Dangerous Living: Coming Out in the Developing World is a 2003 documentary film directed by American filmmaker John Scagliotti about the issues experienced by gay, lesbian and transgender people in developing countries. It was the first documentary film to explore these issues in non-Western countries. It is narrated by actress and comedian Janeane Garofalo. It was produced by Janet Baus and Dan Hunt, both of whom had worked with Scagliotti on his previous film, After Stonewall. The film focuses in particular on Cairo 52, a group of 52 Egyptian men who were arrested on board a floating gay nightclub in 2001. It features interviews with gay-rights activists from countries around the world including Honduras, Namibia, Pakistan, the Philippines and Vietnam.

==Overview==
The film opens with the Cairo 52. In 2001, 52 Egyptian men were arrested on board the Queen Boat on the Nile, which was a gay disco. With no specific law against homosexuality in Egypt, the men were arrested for debauchery. They were tried and sentenced to between one and five years imprisonment.

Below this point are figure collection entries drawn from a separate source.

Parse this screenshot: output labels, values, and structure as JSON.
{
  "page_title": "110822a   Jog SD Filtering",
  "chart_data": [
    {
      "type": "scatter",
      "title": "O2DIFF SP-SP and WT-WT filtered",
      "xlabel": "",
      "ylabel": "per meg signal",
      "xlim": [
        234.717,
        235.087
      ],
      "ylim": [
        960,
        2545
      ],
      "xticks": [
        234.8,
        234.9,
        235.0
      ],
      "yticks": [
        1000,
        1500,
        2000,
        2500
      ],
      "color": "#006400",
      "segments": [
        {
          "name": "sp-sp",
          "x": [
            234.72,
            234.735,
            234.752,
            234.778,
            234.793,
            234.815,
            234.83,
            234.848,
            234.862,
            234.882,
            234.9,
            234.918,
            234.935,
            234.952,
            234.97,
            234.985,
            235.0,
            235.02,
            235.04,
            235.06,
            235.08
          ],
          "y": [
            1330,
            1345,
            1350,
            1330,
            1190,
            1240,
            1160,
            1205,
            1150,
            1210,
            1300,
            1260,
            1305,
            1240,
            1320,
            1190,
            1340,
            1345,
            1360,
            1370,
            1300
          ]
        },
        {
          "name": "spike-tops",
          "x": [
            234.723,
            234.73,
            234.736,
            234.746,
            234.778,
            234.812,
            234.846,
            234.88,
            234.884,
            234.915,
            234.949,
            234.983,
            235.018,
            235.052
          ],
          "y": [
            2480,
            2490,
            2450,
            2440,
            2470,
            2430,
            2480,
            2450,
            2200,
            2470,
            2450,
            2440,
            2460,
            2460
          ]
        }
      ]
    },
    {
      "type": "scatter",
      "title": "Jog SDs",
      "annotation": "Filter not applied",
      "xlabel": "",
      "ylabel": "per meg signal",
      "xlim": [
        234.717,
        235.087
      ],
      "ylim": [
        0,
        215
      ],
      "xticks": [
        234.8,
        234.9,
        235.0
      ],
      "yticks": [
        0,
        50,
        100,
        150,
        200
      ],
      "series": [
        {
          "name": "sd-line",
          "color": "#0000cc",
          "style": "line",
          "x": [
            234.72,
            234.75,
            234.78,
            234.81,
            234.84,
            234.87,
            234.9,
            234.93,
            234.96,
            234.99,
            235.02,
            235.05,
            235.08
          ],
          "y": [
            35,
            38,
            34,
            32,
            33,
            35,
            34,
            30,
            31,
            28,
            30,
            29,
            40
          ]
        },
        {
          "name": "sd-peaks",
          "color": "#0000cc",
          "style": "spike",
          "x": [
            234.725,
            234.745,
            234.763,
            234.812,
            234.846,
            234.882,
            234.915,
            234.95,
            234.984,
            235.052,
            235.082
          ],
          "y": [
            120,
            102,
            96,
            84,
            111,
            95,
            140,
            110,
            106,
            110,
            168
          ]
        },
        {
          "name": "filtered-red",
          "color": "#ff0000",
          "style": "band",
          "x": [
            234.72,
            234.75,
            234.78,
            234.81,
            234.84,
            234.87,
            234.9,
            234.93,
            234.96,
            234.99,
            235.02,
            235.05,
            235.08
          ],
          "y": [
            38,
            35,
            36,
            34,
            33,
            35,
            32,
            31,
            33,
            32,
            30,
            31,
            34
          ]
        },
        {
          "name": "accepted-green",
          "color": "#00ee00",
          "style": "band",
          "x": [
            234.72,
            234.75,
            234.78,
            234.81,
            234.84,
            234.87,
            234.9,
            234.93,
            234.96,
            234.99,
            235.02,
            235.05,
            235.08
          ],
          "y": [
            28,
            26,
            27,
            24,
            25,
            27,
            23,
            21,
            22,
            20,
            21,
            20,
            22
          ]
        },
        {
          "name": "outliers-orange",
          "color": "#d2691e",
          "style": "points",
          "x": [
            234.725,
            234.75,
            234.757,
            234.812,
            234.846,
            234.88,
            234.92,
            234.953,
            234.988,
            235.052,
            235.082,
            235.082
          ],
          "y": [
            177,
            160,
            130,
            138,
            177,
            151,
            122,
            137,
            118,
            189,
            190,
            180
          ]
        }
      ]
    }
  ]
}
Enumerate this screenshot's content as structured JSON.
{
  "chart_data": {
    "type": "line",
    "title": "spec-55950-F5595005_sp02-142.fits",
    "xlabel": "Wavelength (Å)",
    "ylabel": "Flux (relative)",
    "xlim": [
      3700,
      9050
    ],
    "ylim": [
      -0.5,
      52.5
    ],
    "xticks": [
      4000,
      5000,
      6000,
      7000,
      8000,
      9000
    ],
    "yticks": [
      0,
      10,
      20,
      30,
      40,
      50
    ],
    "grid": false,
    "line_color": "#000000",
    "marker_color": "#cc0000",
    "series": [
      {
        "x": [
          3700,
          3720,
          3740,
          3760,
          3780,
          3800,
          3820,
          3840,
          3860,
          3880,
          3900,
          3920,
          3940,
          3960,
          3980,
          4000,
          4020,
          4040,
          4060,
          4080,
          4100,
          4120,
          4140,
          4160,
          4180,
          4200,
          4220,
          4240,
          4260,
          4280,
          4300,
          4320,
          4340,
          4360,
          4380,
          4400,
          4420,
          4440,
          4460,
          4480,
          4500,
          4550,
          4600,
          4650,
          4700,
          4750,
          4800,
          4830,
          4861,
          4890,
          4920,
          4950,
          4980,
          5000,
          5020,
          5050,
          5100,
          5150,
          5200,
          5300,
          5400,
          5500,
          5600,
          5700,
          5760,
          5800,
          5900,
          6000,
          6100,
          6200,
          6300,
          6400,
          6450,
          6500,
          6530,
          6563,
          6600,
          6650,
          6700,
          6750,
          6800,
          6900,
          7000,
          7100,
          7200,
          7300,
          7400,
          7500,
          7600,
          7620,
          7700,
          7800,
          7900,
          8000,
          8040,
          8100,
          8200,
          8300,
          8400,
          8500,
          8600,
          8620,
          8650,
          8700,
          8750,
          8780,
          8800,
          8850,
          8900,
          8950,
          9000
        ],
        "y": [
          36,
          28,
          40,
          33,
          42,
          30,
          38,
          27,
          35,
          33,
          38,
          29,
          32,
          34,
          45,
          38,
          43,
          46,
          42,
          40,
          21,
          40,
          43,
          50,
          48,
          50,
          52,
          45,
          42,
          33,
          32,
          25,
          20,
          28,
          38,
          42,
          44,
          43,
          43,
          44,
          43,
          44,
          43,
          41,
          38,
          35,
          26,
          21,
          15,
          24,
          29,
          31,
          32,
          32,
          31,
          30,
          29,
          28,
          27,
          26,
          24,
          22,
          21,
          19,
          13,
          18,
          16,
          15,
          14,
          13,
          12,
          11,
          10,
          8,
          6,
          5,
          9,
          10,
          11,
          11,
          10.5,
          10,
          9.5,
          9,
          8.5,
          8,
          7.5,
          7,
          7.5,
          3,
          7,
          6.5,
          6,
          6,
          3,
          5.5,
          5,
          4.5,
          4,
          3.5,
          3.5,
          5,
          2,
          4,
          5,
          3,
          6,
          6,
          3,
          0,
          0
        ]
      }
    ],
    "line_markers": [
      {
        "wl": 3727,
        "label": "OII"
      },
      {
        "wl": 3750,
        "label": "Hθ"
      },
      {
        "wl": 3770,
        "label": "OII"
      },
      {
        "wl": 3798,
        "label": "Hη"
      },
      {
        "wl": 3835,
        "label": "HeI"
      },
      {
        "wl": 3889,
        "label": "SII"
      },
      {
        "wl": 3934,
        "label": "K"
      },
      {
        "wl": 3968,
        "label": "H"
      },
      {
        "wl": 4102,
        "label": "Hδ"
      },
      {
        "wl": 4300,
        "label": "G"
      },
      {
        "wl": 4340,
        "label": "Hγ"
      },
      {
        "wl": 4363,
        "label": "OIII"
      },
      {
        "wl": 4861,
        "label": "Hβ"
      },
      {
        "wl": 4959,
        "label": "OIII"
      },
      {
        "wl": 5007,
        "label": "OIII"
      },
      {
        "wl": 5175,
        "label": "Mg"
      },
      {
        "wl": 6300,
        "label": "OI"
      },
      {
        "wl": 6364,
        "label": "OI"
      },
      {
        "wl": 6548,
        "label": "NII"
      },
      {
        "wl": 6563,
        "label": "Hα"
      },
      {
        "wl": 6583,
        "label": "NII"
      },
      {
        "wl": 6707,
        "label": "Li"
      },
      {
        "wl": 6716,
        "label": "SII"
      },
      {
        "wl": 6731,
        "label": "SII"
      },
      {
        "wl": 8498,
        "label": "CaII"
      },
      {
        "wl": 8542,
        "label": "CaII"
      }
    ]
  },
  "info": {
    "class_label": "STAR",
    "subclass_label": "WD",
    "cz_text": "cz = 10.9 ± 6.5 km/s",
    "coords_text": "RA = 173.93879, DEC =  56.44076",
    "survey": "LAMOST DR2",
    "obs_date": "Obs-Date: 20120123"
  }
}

Scagliotti interviews one of the men, Ashraf Zanati.

==Distribution==
Dangerous Living was screened at several international film festivals and was an official selection at the International Film Festival on Human Rights in Geneva. It won Audience Awards at the Barcelona GLBT International Festival and the Hartford Alternatives Festival. It was also shown at the 2003 San Francisco International Lesbian & Gay Film Festival (Frameline) and the 2005 Boston Gay & Lesbian Film Festival. The film had its US broadcast premiere on May 11, 2005, on the here! network, with an introduction by former US ambassador James Hormel. This coincided with the fourth anniversary of Cairo 52. It was released on DVD by First Run Features on May 24, 2005, as part of their "Human Rights Watch Collection". Dennis Harvey reviewed the film for Variety; he called it "workmanlike and at times [...] cluttered" but "fascinating and educational."